Shepherd got out of the station wagon and went to the passenger side. He opened the door and reached toward Alex. Then he paused. He looked at her closed eyes and slowly brought a hand to her right eyelid. He took a deep breath and opened her eye. The iris was grey-blue, but the blood vessels running through it remained an absolute black. He let her eye close and then reached in and picked her up in his arms.

“Hey!” he said but the commotion suppressed his shout. The situation was too busy, too chaotic. Two medics ran by carrying a wounded soldier on a stretcher. The soldier’s right leg was missing below the knee. The medics disappeared into one of the tents. Again, he called out, “I need help here! I have General Bedford’s daughter!”

“Captain Shepherd!” He looked around.

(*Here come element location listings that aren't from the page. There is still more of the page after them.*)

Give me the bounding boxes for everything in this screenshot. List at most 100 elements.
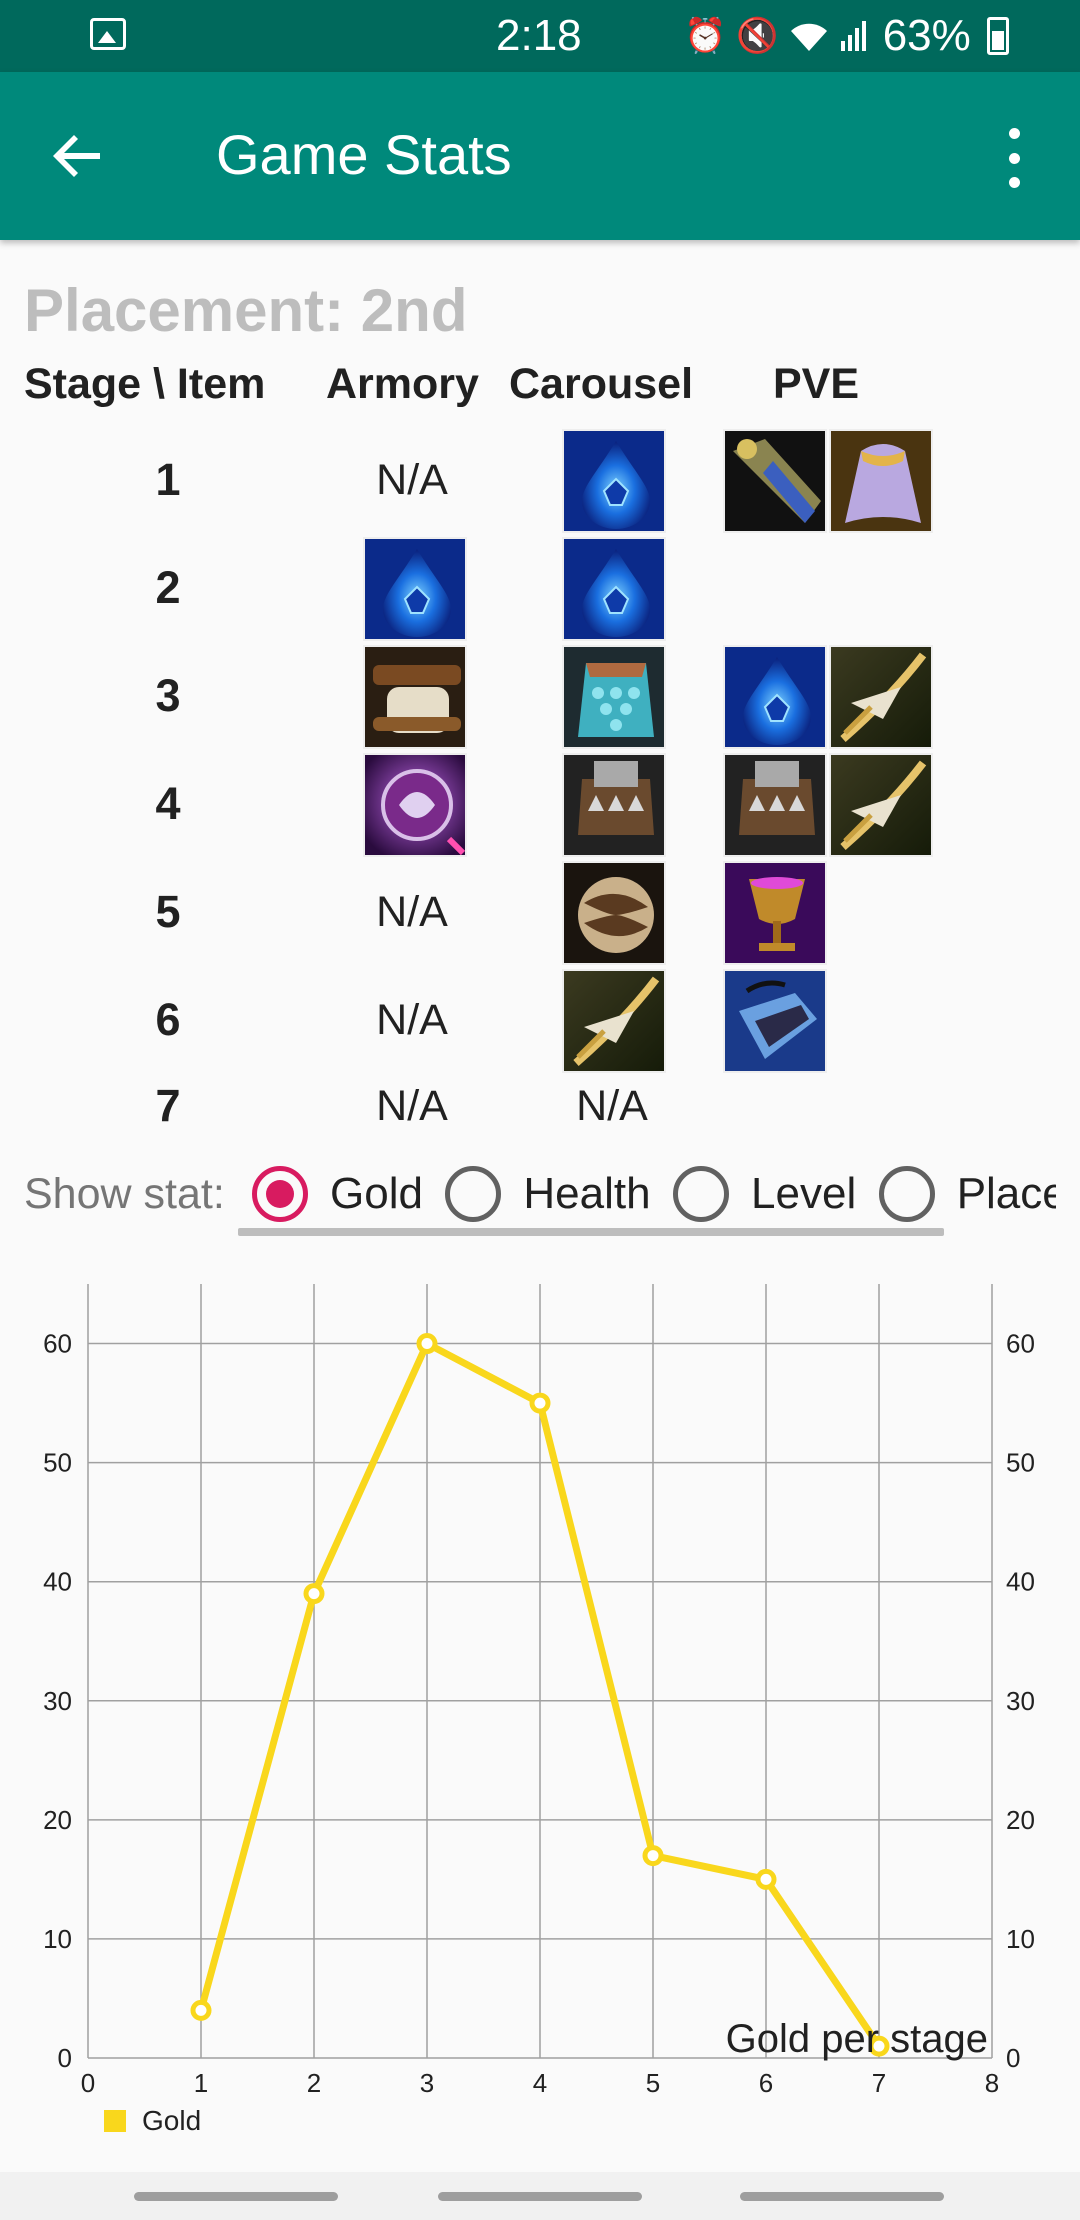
chain-vest-item-icon — [562, 753, 666, 857]
zephyr-item-icon — [723, 969, 827, 1073]
force-of-nature-item-icon — [562, 861, 666, 965]
stage-number: 3 — [155, 670, 181, 721]
tear-item-icon — [562, 537, 666, 641]
spatula-item-icon — [723, 429, 827, 533]
nav-handle-left[interactable] — [134, 2192, 338, 2201]
mute-icon: 🔇 — [736, 17, 779, 55]
x-tick-label: 2 — [307, 2068, 321, 2098]
header-pve: PVE — [773, 360, 860, 408]
radio-checked-icon — [252, 1166, 308, 1222]
legend-label-gold: Gold — [142, 2105, 201, 2136]
x-tick-label: 6 — [759, 2068, 773, 2098]
header-carousel: Carousel — [509, 360, 694, 408]
data-point — [190, 1999, 212, 2021]
stage-number: 2 — [155, 562, 181, 613]
tear-item-icon — [363, 537, 467, 641]
battery-percent: 63% — [882, 11, 971, 60]
y-tick-label-right: 60 — [1006, 1329, 1035, 1359]
radio-unchecked-icon — [878, 1166, 935, 1222]
x-tick-label: 7 — [872, 2068, 886, 2098]
radio-unchecked-icon — [673, 1166, 730, 1222]
tear-item-icon — [723, 645, 827, 749]
y-tick-label-right: 50 — [1006, 1448, 1035, 1478]
header-armory: Armory — [326, 360, 479, 408]
y-tick-label-left: 60 — [43, 1329, 72, 1359]
radio-label: Gold — [330, 1169, 423, 1218]
x-tick-label: 8 — [985, 2068, 999, 2098]
signal-icon — [840, 21, 866, 51]
stage-number: 6 — [155, 994, 181, 1045]
stage-number: 4 — [155, 778, 181, 829]
recurve-bow-item-icon — [829, 645, 933, 749]
data-point — [642, 1845, 664, 1867]
x-tick-label: 4 — [533, 2068, 547, 2098]
system-icons: ⏰ 🔇 63% — [684, 11, 1009, 60]
y-tick-label-left: 40 — [43, 1567, 72, 1597]
status-bar: 2:18 ⏰ 🔇 63% — [0, 0, 1080, 72]
alarm-icon: ⏰ — [684, 17, 727, 55]
y-tick-label-right: 20 — [1006, 1805, 1035, 1835]
nav-handle-center[interactable] — [438, 2192, 642, 2201]
data-point — [416, 1333, 438, 1355]
gold-line-chart[interactable]: 0 1 2 3 4 5 6 7 80 010 1020 2030 3040 4050 5060 60Gold … — [0, 1270, 1080, 2150]
radio-health[interactable]: Health — [445, 1160, 651, 1228]
stat-radio-group: Gold Health Level Place — [252, 1160, 1056, 1228]
y-tick-label-left: 50 — [43, 1448, 72, 1478]
y-tick-label-left: 10 — [43, 1924, 72, 1954]
radio-label: Place — [956, 1169, 1056, 1218]
recurve-bow-item-icon — [562, 969, 666, 1073]
x-tick-label: 5 — [646, 2068, 660, 2098]
radio-label: Health — [523, 1169, 651, 1218]
placement-label: Placement: 2nd — [24, 277, 468, 344]
navigation-bar — [0, 2172, 1080, 2220]
wifi-icon — [790, 23, 827, 51]
stage-number: 7 — [155, 1080, 181, 1131]
recurve-bow-item-icon — [829, 753, 933, 857]
sparring-gloves-item-icon — [363, 645, 467, 749]
battery-icon — [986, 17, 1009, 55]
radio-unchecked-icon — [445, 1166, 502, 1222]
carousel-na: N/A — [576, 1082, 648, 1130]
cloak-item-icon — [829, 429, 933, 533]
arrow-back-icon[interactable] — [48, 126, 108, 186]
y-tick-label-left: 0 — [58, 2043, 72, 2073]
chalice-item-icon — [723, 861, 827, 965]
radio-scroll-indicator[interactable] — [238, 1228, 944, 1236]
armory-na: N/A — [376, 456, 448, 504]
radio-label: Level — [751, 1169, 857, 1218]
y-tick-label-right: 0 — [1006, 2043, 1020, 2073]
more-vert-icon[interactable] — [996, 128, 1032, 188]
hand-of-justice-item-icon — [363, 753, 467, 857]
header-stage-item: Stage \ Item — [24, 360, 266, 408]
status-time: 2:18 — [496, 11, 582, 60]
stage-number: 5 — [155, 886, 181, 937]
app-bar: Game Stats — [0, 72, 1080, 240]
radio-place[interactable]: Place — [878, 1160, 1056, 1228]
armory-na: N/A — [376, 888, 448, 936]
data-point — [755, 1868, 777, 1890]
x-tick-label: 3 — [420, 2068, 434, 2098]
radio-gold[interactable]: Gold — [252, 1160, 423, 1228]
page-title: Game Stats — [216, 123, 512, 186]
radio-level[interactable]: Level — [673, 1160, 856, 1228]
armory-na: N/A — [376, 1082, 448, 1130]
legend-swatch-gold — [104, 2110, 126, 2132]
tear-item-icon — [562, 429, 666, 533]
chain-vest-item-icon — [723, 753, 827, 857]
stage-number: 1 — [155, 454, 181, 505]
nav-handle-right[interactable] — [740, 2192, 944, 2201]
image-icon — [90, 18, 126, 50]
chart-description: Gold per stage — [726, 2017, 988, 2061]
data-point — [303, 1583, 325, 1605]
y-tick-label-right: 40 — [1006, 1567, 1035, 1597]
x-tick-label: 0 — [81, 2068, 95, 2098]
show-stat-label: Show stat: — [24, 1170, 225, 1218]
y-tick-label-right: 30 — [1006, 1686, 1035, 1716]
armory-na: N/A — [376, 996, 448, 1044]
y-tick-label-right: 10 — [1006, 1924, 1035, 1954]
x-tick-label: 1 — [194, 2068, 208, 2098]
dragons-claw-item-icon — [562, 645, 666, 749]
data-point — [529, 1392, 551, 1414]
y-tick-label-left: 30 — [43, 1686, 72, 1716]
y-tick-label-left: 20 — [43, 1805, 72, 1835]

Then he saw her approaching, Doctor Samantha Reilly, the director of medical operations in the Springs. She had helped Alex before, had saved her life in the main tunnel after Webb’s escape. Reilly’s bloody lab coat flowed around her as she jogged up to Shepherd. “What happened?”

“She was trying to stop the NEA. Then… I don’t know. Her eyes went black. I could see her arteries. They were black, too. You can still see it in her eyes.”

“Here,” Reilly said and gestured at an empty stretcher beside a nearby Humvee. “Put her down.” Shepherd carefully set Alex on the stretcher. He and Reilly knelt. Reilly took a penlight from her lab coat, opened one of Alex’s eyes, and shined the light into it.

“How long has she been unconscious?”

“About thirty minutes.”

“Has anything like this happened before?”

He saw another flash of the red eyes, of Kansas City, of the bodies dissolving into strips of flesh and muscle then bone. “Yes,” he said simply. As far as he knew, Reilly was unaware it was Alex who had wiped out Kansas City and killed almost two thousand of their men.

Reilly checked Alex’s pulse first at the neck then wrist. “There’s not a lot I can do right now. She’s breathing. Steady pulse. We have a lot of other people around here worse off. I need you to take her to one of these tents. Get her warm and –”

“Listen!” someone shouted. “Everyone listen! Quiet down!”

The flow of men and women slowed and then stopped. The noise ebbed and gave way to a single voice from a nearby radio. “This is Brigadier General Alan Harrison to all soldiers of the Directorate. You are ordered to stand down. Hold position and surrender to any New England Alliance forces in the area. I repeat, stand down and surrender. Relay this message on all nets. Stand down and surrender.”

There was a long silence. Then one-by-one, people began to murmur, then speak loudly, then shout. There were cries, long strings of curse words Shepherd suspected would have surprised even Sergeant Murray, and panicked orders over the din. Shepherd sat next to Alex and leaned against the Humvee’s tire. He and Reilly looked at each other. Neither of them spoke. He turned his face up toward the night. A white flake fell on his forehead and melted. Another touched his hair. He closed his eyes as a chilly breeze brought the late winter snow to Colorado Springs.